While playing with GeoGebra a few days ago I came up with an initial property of my Cardioid curve, I heard this curve is well studied so I'm not sure on my guess if it's already discovered or new, adding references would be appreciated

You have a Cardioid and its circle of perpendicular tangents The red point is an arbitrary point of the circle of perpendicular tangents The violet line is a right angle bisector The blue line is the hypotenuse of a right triangle The green line is the reflection of violet with respect to blue The brown line is the reflection of blue with respect to green The brown line is tangent For giving me Cardioid.

I don't have progress on it yet, but I do have other cardioid guesses that I can include in a follow-up question on the site.

Answer 1

Your guess can be easily proved if we remember that a cardioid is also a caustic, tangent to the rays coming from a fixed point $P$ on a circle, after their reflection on the circle itself (see here for a geometric proof), in the sense that each ray is reflected about the line joining the centre of the circle with the point where the ray meets the circle.

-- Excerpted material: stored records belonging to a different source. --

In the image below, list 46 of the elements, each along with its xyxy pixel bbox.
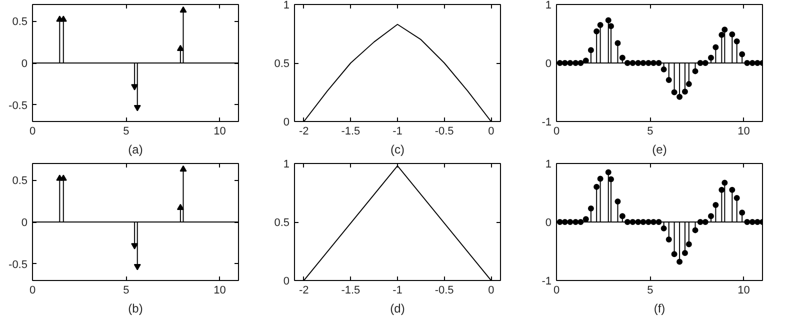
x-tick-label: 5: [647, 126, 654, 138]
x-axis-title: (a): [128, 142, 143, 156]
y-tick-label: -1: [542, 116, 552, 128]
x-tick-label: 0: [553, 126, 560, 138]
y-tick-label: 1: [283, 158, 290, 170]
x-tick-label: -2: [298, 284, 309, 296]
y-tick-label: -1: [542, 276, 552, 288]
y-tick-label: 0: [545, 58, 552, 70]
x-tick-label: 5: [123, 284, 130, 296]
y-tick-label: 1: [545, 0, 552, 12]
x-tick-label: 10: [738, 126, 750, 138]
x-tick-label: -2: [298, 126, 309, 138]
y-tick-label: 0.5: [12, 175, 28, 188]
y-tick-label: 0: [21, 58, 28, 70]
x-tick-label: -0.5: [434, 126, 454, 138]
y-tick-label: -0.5: [8, 258, 28, 271]
x-tick-label: -0.5: [434, 284, 454, 296]
y-tick-label: 0: [283, 276, 290, 288]
x-tick-label: 0: [29, 126, 36, 138]
x-tick-label: 5: [647, 284, 654, 296]
x-axis-title: (e): [652, 142, 667, 156]
x-tick-label: 0: [29, 284, 36, 296]
x-tick-label: -1.5: [341, 284, 360, 296]
x-axis-title: (b): [128, 302, 143, 316]
y-tick-label: 0: [545, 217, 552, 229]
x-tick-label: -1.5: [341, 126, 360, 138]
x-axis-title: (f): [654, 302, 666, 316]
y-tick-label: 1: [283, 0, 290, 12]
x-tick-label: 10: [214, 284, 226, 296]
x-tick-label: -1: [392, 126, 402, 138]
x-tick-label: 0: [488, 284, 494, 296]
y-tick-label: 0.5: [274, 58, 290, 70]
x-tick-label: 0: [488, 126, 494, 138]
x-tick-label: -1: [392, 284, 402, 296]
y-tick-label: 0: [21, 217, 28, 229]
y-tick-label: -0.5: [8, 100, 28, 112]
y-tick-label: 0: [283, 116, 290, 128]
x-axis-title: (d): [390, 302, 405, 316]
x-tick-label: 5: [123, 126, 130, 138]
x-tick-label: 10: [738, 284, 750, 296]
x-axis-title: (c): [390, 142, 405, 156]
y-tick-label: 1: [545, 158, 552, 170]
y-tick-label: 0.5: [274, 217, 290, 229]
x-tick-label: 10: [214, 126, 226, 138]
x-tick-label: 0: [553, 284, 560, 296]
y-tick-label: 0.5: [12, 16, 28, 28]
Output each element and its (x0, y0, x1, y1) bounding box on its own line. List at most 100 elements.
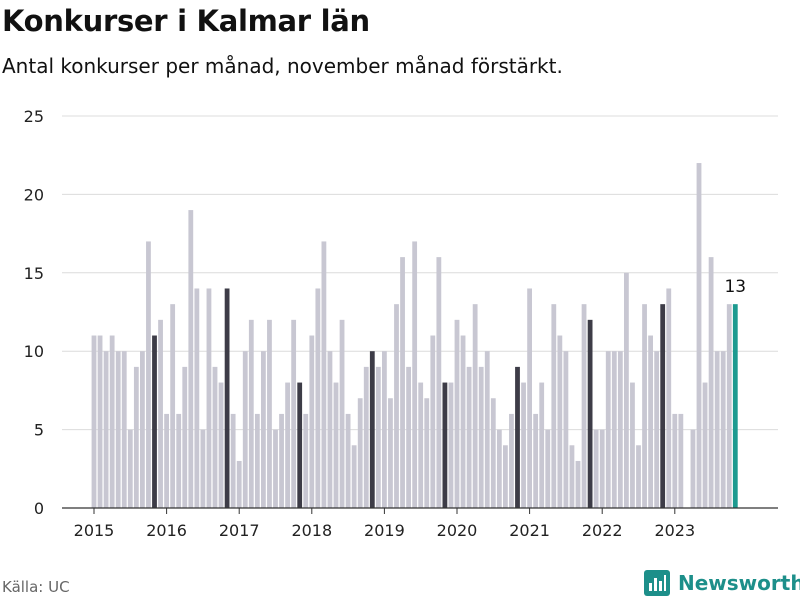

A ray $PA$, for instance, is reflected to $AB$ (see figure below), which is tangent to the cardioid at point $Q$ such that $AQ/AB=1/3$. If $A'$ is the reflection of $A$ about the centre $O$ of the circle, ray $PA'$ is reflected to $A'B$, which is then also tangent to the cardioid. Hence from every point $B$ on the circle two perpendicular tangents to the cardioid can be issued, connecting $B$ to the endpoints of the diameter perpendicular to $PB$.

Consider now ray $PB$: by the above property its reflection $PD$ is tangent to the cardioid and $\angle PBO=\angle OBD = 90°-2\alpha$, where $\alpha=\angle ABP$. If $BE$ is the bisector of $\angle ABA'$ we have, on the other hand, $\angle EBP=45°-\alpha={1\over2}\angle PBO$. Hence $BE$ is also the bisector of $\angle PBO$ and $BD$ is thus the same as the brown line in your construction.